Der Arbeitsmarkt: Zwischen Fachkräftesuche und Zukunftsfragen

„Fachkräftemangel“ ist ein Unwort, das man so oft hört, dass es schon wieder an Bedeutung verliert. Trotzdem sucht die Industrie händeringend nach gut ausgebildeten Köpfen, die nicht nur nach Vorschrift arbeiten, sondern querdenken können. Physikalische Technik deckt dabei ein paradoxes Spektrum ab: hochspezialistisches Wissen, aber flexible Einsetzbarkeit – das mögen Chefs und Projektleiter. Besonders gefragt sind momentan Berufsleute, die Brücken schlagen zwischen klassischer Mechanik, Automatisierung, Datenanalyse und Nachhaltigkeitsfragen. Die „eierlegende Wollmilchsau“ gibt es eh nicht – aber wer sich fortbildet, mit offenen Augen auf die Veränderungen reagiert und nicht zu stolz ist, auch mal in neue Branchen zu schnuppern, findet fast immer einen Ankerpunkt im Arbeitsmarkt. In Ballungsräumen – klar – ist das Angebot breiter. Doch auch im ländlichen Raum gibt es Nischen, teils mit überraschend guten Arbeitsbedingungen. Manchmal ist die regionale Verwurzelung Gold wert – man kennt sich, die Wege sind kurz, dafür gibt’s nicht jeden Tag das glamouröse „Next Big Thing“.

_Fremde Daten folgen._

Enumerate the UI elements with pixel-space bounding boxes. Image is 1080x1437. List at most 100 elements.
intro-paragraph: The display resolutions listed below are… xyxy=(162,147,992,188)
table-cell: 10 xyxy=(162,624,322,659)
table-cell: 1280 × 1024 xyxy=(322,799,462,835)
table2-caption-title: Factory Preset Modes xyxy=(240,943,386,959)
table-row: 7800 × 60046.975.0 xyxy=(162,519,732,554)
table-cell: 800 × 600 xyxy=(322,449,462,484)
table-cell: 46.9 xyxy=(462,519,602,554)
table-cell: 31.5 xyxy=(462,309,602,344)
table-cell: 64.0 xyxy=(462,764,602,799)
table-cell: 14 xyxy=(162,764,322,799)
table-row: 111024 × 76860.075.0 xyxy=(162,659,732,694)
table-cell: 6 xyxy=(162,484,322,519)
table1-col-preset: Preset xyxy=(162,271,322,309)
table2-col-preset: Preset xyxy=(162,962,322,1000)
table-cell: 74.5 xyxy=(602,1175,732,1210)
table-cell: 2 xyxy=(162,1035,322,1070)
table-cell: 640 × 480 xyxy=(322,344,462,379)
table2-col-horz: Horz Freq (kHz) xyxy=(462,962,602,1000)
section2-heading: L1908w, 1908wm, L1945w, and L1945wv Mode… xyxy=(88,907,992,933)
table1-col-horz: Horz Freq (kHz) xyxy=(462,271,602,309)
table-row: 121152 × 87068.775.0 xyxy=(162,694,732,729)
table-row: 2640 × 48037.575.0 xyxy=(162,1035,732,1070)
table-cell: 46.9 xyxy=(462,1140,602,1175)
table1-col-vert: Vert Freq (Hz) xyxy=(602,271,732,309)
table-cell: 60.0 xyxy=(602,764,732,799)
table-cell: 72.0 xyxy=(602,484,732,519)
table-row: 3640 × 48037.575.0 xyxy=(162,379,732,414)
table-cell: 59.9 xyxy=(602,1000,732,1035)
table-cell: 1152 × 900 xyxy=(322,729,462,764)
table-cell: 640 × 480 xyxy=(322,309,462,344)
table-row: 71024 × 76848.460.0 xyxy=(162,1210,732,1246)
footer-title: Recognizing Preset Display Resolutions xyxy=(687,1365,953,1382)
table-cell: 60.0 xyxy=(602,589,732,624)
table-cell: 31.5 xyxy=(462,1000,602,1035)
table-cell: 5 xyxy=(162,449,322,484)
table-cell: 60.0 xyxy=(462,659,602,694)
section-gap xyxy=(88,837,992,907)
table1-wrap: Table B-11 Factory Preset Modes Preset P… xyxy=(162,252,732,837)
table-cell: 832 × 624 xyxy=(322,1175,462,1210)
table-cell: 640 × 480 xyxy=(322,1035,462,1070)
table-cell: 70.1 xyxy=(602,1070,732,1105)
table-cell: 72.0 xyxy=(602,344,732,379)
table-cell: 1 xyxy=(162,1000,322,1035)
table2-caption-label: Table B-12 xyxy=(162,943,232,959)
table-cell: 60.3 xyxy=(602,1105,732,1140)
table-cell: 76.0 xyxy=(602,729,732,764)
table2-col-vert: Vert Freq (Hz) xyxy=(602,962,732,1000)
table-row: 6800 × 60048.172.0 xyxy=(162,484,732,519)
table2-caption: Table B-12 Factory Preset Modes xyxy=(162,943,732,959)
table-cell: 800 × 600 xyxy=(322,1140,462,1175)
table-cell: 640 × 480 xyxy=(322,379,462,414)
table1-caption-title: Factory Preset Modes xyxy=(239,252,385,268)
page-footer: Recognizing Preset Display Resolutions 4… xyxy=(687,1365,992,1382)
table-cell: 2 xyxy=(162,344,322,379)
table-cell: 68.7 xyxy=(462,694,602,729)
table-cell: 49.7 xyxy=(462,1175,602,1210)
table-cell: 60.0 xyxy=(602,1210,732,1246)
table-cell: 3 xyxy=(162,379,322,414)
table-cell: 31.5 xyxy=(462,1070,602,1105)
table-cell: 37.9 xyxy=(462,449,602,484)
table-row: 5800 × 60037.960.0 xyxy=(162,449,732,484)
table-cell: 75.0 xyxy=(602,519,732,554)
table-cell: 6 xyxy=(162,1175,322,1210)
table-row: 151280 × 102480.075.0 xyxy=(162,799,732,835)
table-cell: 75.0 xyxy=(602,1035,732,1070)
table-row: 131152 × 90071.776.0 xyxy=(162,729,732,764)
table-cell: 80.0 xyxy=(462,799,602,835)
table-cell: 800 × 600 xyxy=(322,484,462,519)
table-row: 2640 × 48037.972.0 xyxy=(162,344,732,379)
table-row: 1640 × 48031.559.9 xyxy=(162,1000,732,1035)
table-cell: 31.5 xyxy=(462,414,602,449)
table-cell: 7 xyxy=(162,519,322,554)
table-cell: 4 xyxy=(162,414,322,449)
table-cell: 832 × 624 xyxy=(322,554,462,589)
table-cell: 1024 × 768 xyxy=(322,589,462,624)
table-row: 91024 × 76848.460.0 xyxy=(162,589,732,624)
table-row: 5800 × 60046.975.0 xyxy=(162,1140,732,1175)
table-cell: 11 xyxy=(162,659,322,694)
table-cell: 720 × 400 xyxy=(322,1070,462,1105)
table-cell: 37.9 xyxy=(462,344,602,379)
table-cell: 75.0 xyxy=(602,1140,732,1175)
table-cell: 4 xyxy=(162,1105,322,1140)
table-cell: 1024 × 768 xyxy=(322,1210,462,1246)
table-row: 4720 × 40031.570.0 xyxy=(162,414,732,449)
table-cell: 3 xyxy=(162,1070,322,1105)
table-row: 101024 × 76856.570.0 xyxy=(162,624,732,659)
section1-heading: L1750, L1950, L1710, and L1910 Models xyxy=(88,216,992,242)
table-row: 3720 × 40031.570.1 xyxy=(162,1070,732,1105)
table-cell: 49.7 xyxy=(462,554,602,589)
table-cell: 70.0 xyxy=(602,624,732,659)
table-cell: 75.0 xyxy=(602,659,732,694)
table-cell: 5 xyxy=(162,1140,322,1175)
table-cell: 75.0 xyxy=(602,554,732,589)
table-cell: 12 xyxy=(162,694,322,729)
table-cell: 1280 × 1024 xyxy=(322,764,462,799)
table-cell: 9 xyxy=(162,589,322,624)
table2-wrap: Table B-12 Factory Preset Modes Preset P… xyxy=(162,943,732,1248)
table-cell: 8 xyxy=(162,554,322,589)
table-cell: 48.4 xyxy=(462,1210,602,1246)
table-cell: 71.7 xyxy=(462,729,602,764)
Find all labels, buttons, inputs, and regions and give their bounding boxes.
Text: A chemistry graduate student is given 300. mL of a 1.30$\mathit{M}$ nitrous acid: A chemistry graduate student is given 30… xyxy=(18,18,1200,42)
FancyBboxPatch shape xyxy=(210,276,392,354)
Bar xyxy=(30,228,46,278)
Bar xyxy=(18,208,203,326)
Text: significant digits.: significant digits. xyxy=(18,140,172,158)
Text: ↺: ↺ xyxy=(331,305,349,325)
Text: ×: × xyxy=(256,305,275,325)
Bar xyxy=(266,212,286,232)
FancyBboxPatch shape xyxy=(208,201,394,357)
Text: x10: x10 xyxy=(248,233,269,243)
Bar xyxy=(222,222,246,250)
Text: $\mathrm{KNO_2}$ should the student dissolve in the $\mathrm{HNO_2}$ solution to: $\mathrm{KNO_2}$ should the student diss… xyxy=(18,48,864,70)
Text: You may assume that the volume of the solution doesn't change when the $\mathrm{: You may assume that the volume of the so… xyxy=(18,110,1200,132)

Work-Life-Balance, Wandel – und der Berufsalltag von morgen

Hand aufs Herz: Die Arbeitsbelastung kann – vor allem in Projekthochphasen oder bei kurzfristigen technischen Störungen – knackig werden. Nachtschicht im Labor? Kommt vor, aber der Normalfall ist das nicht. Viele Unternehmen ringen tatsächlich um flexible Arbeitsmodelle, Home Office ist bei theoretischen Aufgaben (Datenanalyse, Simulation, Dokumentation) teils möglich, bei Präsenzarbeiten im Labor verständlicherweise kaum. Ein Schwenk zu gesellschaftlichen Themen: Nachhaltigkeit ist nicht mehr nur Buzzword, sondern praktisch ein Auswahlkriterium bei Bewerbungen und Projekten. Wer hier praxistaugliche Ideen auspackt – etwa zur Energiespartechnik oder ressourcenschonenden Produktion – macht sich sichtbar. Ach ja, Diversität und Inklusion? Langsam, aber sicher verschwinden auch im Technikbereich die alten Männernetzwerke – jedenfalls in den Unternehmen, die am Ball bleiben wollen.


Fazit? Den gibt es nicht in Reinform. Manchmal ist der Beruf ein Stück weit Alltagsabenteuer, häufig Konzentrationsarbeit, manchmal nervtötende Routine, aber fast nie gänzlich sinnentleert. Wer Bock auf Technik hat – im besten Sinne, auf hakelige Probleme, auf kleinen und großen Fortschritt, auf ein bisschen Unsicherheit und viel Realität – der findet in der Physikalischen Technik einen Arbeitsplatz, der mehr zu bieten hat als Schaltpläne und Messprotokolle. Und, falls man mal wieder zweifelt: Kein Laser ist je durch pure Theorie entstanden. Ein bisschen Handwerk, ein bisschen Wissenschaft, ab und zu ironische Selbstbeherrschung – das ist vielleicht die eigentliche Kunst in diesem Metier.